SEMARANG, Lingkarjateng.id – Kementerian Sosial menonaktifkan sekitar 1,1 juta peserta penerima bantuan iuran (PBI) jaminan kesehatan nasional (JKN) di Jawa Tengah.
Sekretaris Daerah Pemerintah Provinsi Jawa Tengah, Sumarno, mengatakan bahwa peserta PBI JKN yang dinonaktifkan lantaran sudah terentaskan dari kemiskinan. Namun pihaknya juga menegaskan agar 1,1 juta peserta tersebut harus diverifikasi dengan dipastikan valid sudah naik kelas.
“PBI nonaktif akan menjadi problem baru jika secara kriteria belum waktunya nonaktif,” ujarnya dalam acara Diskusi Panel Perhitungan Jasa Medis Sebagai Dasar Perhitungan Iuran Program JKN di Semarang, Rabu, 11 Juni 2025.
Menurut Sekda, dari pengalaman yang sudah berlalu, setelah nonaktif dari PBI dan peserta sakit, ternyata masih masuk dalam kriteria PBI. Oleh karena itu ia berharap, PBI yang sudah nonaktif harus bisa mandiri dalam membayar iuran agar menjadi peserta aktif.
“Ini juga menjadi PR untuk cabang agar sosialisasi untuk mendorong PBI yang sudah nonaktif agar mendorong kontribusi. Bisa juga melalui CSR dan sebagainya,” jelasnya.

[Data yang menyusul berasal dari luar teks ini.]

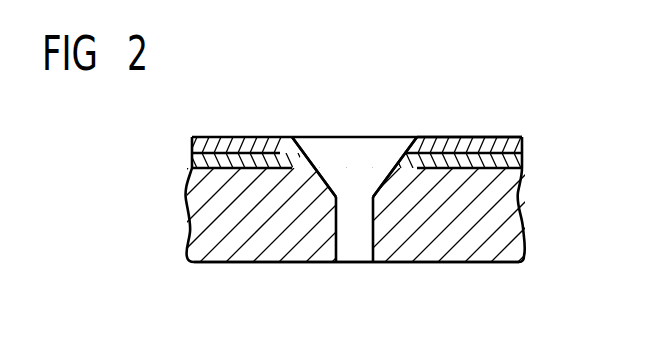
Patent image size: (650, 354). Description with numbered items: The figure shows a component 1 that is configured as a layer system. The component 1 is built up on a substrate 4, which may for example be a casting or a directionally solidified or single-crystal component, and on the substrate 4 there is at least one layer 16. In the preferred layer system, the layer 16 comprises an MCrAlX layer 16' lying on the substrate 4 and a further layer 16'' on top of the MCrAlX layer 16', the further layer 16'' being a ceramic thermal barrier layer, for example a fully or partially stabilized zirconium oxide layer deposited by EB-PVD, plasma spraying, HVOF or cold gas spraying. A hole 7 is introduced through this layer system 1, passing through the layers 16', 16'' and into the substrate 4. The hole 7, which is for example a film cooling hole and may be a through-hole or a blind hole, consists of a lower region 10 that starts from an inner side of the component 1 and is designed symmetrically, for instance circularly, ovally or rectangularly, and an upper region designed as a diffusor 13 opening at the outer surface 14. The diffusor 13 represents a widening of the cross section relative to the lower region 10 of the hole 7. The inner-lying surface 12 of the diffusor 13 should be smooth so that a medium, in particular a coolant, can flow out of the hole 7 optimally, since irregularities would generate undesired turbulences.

The component 1 is at (157, 258).
The substrate 4 is at (497, 220).
The hole 7 is at (355, 151).
The lower region 10 is at (357, 246).
The inner-lying surface 12 is at (404, 149).
The diffusor 13 is at (319, 149).
The outer surface 14 is at (488, 137).
The layer 16 is at (370, 134).
The MCrAlX layer 16' is at (398, 158).
The thermal barrier layer 16'' is at (388, 121).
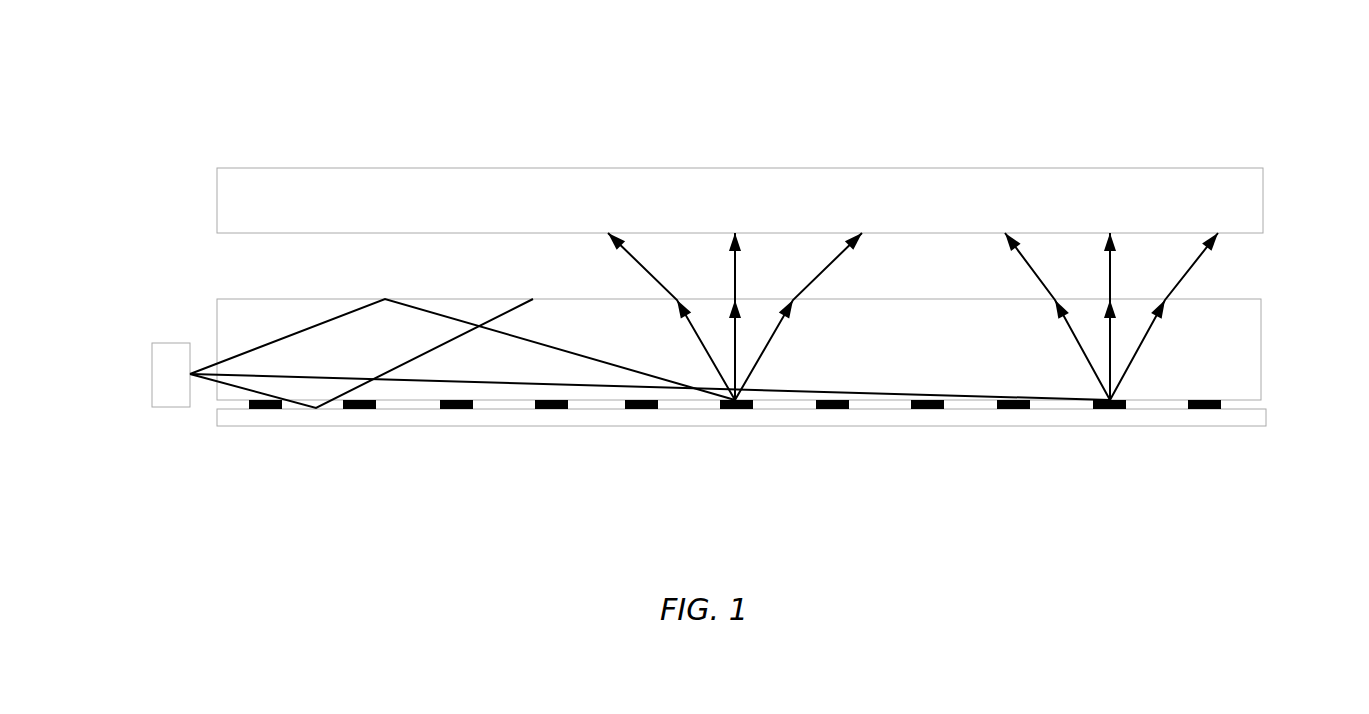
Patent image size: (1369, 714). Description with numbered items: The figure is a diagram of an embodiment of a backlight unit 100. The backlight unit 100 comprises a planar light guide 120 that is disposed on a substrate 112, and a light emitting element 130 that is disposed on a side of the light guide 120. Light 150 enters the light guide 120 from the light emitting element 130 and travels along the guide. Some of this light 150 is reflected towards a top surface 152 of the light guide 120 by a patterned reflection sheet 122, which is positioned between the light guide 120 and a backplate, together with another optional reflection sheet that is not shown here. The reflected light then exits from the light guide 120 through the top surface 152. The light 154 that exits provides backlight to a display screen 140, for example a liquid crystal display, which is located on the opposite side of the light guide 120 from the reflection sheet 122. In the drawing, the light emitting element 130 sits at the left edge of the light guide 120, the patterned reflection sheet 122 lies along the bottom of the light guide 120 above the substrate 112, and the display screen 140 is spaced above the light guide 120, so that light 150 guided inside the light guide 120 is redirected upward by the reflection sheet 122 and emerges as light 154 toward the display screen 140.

The backlight unit 100 is at (229, 92).
The substrate 112 is at (986, 427).
The planar light guide 120 is at (1261, 348).
The patterned reflection sheet 122 is at (455, 408).
The light emitting element 130 is at (168, 350).
The display screen 140 is at (1120, 181).
The light 150 is at (373, 298).
The top surface 152 is at (965, 300).
The light that exits 154 is at (659, 282).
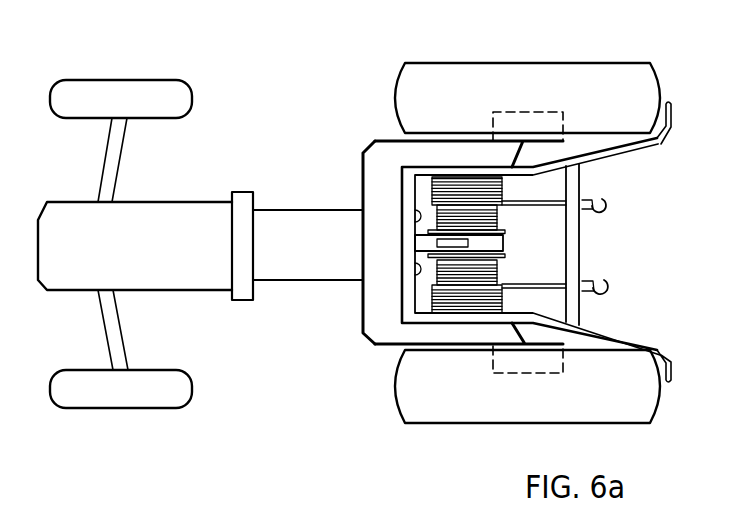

Dengan demikian, jika setelah verifikasi dan ternyata masih masuk kategori PBI, maka tidak sulit untuk kembali menjadi peserta aktif.
“Jangan sampai PBI ini menjadi masalah baru, dan Pemprov Jateng sudah sharing dengan alokasi 2.200 peserta, sudah kita ikutkan setiap bulannya,” terangnya.
Sementara, Deputi Direksi Wilayah VI BPJS Deputi Direksi Wilayah VI Yessi Kumalasari mengatakan Rencana Pembangunan Jangka Menengah Nasional (RPJMN) telah menargetkan tingkat keaktifan peserta BPJS Kesehatan sebesar 85 persen pada 2029. Namun, rata-rata kabupaten/kota di Jawa Tengah masih di angka 75 persen.
Dukungan yang diharapkan dari Pemprov adalah optimalisasi anggaran Pekerja Bukan Penerima Upah (PBPU) Pemda di seluruh kabupaten/kota dengan memanfaatkan sumber pendapatan yang tersedia. Misalnya, seperti pajak rokok, DAU, DBHCHT, PAD dan Insentif Fiskal untuk meningkatkan keaktifan peserta dan pemenuhan pembiayaan iuran JKN.
Selain itu, seluruh kabupaten/kota dipastikan harus proaktif dalam melakukan verifikasi dan validasi data. Pemerintah pusat menggunakan DTSEN (Data Tunggal Sosial dan Ekonomi Nasional) yang bersumber dari Data Terpadu Kesejahteraan Sosial (DTKS), Registrasi Sosial Ekonomi (Regsosek), dan Pensasaran Percepatan Penghapusan Kemiskinan Ekstrem(P3KE).
“Perlu diperbaharui secara rutin. Ini menjadi salah satu kunci pengusulan peserta PBI melalui aplikasi Sistem Informasi Kesejahteraan Sosial Next Generation (SIKS NG) maupun melalui Bansos,” katanya.